1.2. La recourante soutient que la présente cause soulève une question juridique liée à l’application dans le temps de l’art. 18a de la loi fédérale du 28 septembre 2012 sur l’assistance administrative internationale en matière fiscale (LAAF ; RS 651.1 ; ci-après aussi : loi fédérale sur l’assistance administrative fiscale), qui prévoit que l’assistance administrative peut être exécutée concernant des personnes décédées. Il s’agit de savoir si l’assistance administrative peut être accordée lorsque la demande d’assistance vise une personne décédée avant l’entrée en vigueur de cette disposition le 1er novembre 2019 et si celle-ci s’applique à des demandes d’assistance administrative ou à des périodes fiscales antérieures au 1er novembre 2019. Déterminer dans quelle mesure l’Administration fédérale doit transmettre des renseignements à l’autorité requérante en exécution d’une demande d’assistance administrative lorsque la personne visée par la demande décède en cours de procédure suppose de s’interroger sur la nature de l’art. 18a LAAF et sur son application dans le temps. Ces questions sont d’une importance certaine en pratique et nécessitent une clarification du Tribunal fédéral. La condition de recevabilité de l’art. 84a LTF est donc remplie.

2. (…)

3.

La demande d’assistance administrative du 11 mai 2016 qui est à l’origine de la présente procédure est régie par l’art. 28 CDI CH-FR et le chiffre XI du Protocole additionnel à la CH-FR. Sur le plan interne, c’est la LAAF, applicable en l’espèce (cf. art. 24 LAAF), qui concrétise l’exécution en Suisse de l’assistance administrative en matière d’échange de renseignements sur demande (cf. art. 1 LAAF ; ATF 146 II 150 consid. 5.4 ; 143 II 224 consid. 6.1 ; 628 consid. 4.3).

4.

Le litige porte sur le point de savoir si c’est à bon droit que le Tribunal administratif fédéral a confirmé que l’assistance administrative requise par l’autorité requérante le 11 mai 2016 devait être exécutée s’agissant du compte bancaire lié à feu C.________, décédé en octobre 2018.

5. (…)

6.

La recourante reproche (...) aux juges précédents d’avoir violé le principe d’interdiction de la rétroactivité des lois en confirmant la transmission de renseignements concernant C.________ en vertu de l’art. 18a LAAF, entré en vigueur le 1er novembre 2019, alors que cette personne était décédée en octobre 2018. Elle fait valoir que, contrairement à ce qu’a retenu le Tribunal administratif fédéral, l’art. 18a LAAF n’est pas une disposition de procédure applicable immédiatement, mais une disposition qui a une portée matérielle en ce sens qu’elle étend l’échange aux renseignements concernant des personnes décédées. Or, en tant que disposition matérielle, l’art. 18a LAAF ne pourrait s’appliquer que si la personne visée par une demande est décédée après son entrée en vigueur le 1er novembre 2019 et ne pourrait concerner que les périodes fiscales postérieures à cette date.

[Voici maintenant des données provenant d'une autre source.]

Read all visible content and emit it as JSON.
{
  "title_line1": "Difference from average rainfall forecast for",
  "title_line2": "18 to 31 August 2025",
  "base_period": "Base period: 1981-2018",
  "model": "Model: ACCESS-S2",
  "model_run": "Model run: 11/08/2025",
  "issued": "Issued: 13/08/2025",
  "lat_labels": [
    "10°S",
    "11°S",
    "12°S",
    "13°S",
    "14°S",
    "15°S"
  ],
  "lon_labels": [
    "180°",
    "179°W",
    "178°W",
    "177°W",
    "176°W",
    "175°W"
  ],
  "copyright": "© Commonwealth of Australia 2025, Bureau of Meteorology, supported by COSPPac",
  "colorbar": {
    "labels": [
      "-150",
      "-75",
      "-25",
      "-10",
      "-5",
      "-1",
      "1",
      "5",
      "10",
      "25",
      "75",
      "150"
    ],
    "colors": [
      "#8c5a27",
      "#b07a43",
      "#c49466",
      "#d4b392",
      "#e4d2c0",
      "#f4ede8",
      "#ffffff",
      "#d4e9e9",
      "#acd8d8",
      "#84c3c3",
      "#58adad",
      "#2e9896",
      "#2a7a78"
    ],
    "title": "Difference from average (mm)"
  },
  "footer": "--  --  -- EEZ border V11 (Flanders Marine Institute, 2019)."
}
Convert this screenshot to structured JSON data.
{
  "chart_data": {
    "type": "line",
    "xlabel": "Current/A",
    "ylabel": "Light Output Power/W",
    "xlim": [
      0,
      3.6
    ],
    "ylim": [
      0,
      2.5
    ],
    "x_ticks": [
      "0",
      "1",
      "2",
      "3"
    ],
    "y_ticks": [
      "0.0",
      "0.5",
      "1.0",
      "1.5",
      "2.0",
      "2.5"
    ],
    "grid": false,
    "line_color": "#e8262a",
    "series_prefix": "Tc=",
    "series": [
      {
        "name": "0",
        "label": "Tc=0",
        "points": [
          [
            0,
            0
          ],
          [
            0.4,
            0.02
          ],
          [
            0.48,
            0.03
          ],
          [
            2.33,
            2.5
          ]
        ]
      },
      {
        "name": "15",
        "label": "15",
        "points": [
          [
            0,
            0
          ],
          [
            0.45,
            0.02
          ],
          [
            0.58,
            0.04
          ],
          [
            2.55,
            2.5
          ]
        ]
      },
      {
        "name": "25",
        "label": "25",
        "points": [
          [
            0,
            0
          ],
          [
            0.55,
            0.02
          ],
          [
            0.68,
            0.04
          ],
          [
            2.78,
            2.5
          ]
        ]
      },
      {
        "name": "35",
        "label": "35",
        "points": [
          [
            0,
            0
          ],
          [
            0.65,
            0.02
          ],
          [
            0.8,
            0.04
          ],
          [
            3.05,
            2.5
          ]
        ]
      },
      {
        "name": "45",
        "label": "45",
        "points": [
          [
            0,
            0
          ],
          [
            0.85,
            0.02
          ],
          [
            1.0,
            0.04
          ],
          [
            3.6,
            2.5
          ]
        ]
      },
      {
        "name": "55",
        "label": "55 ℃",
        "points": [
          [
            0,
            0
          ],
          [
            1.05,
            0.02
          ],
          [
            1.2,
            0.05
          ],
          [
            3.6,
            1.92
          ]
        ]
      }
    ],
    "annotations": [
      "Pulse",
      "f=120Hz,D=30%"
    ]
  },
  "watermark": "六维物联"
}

6.1. Il faut d’abord rappeler que l’échange de renseignements fiscaux sur demande instaure une collaboration entre États, laquelle ne prévoit pas la participation des personnes qui en font l’objet (cf. ATF 146 I 172 consid. 6.1). Il est certes admis que les États parties à une convention qui instaure un échange de renseignements sur demande peuvent prévoir, dans leur droit interne, des droits procéduraux pour les personnes visées. Ces droits ne peuvent toutefois pas entraver ou retarder la correcte exécution de l’échange de renseignements (cf. OCDE, Modèle de Convention fiscale concernant le revenu et la fortune, 2019, Commentaire, n° 14.1 ad art. 26 ; ATF 146 I 172 consid. 6.2 ; dans le contexte de la CDI-FR, cf. aussi le ch. XI par. 5 du Protocole additionnel à la CDI CH-FR, qui concrétise ce principe dans le contexte de l’échange de renseignements fiscaux franco-suisse en prévoyant que les règles de procédure administrative relatives aux droits du contribuable s’appliquent dans l’État requis, sans pour autant que leur application puisse entraver ou retarder indûment les échanges effectifs de renseignements).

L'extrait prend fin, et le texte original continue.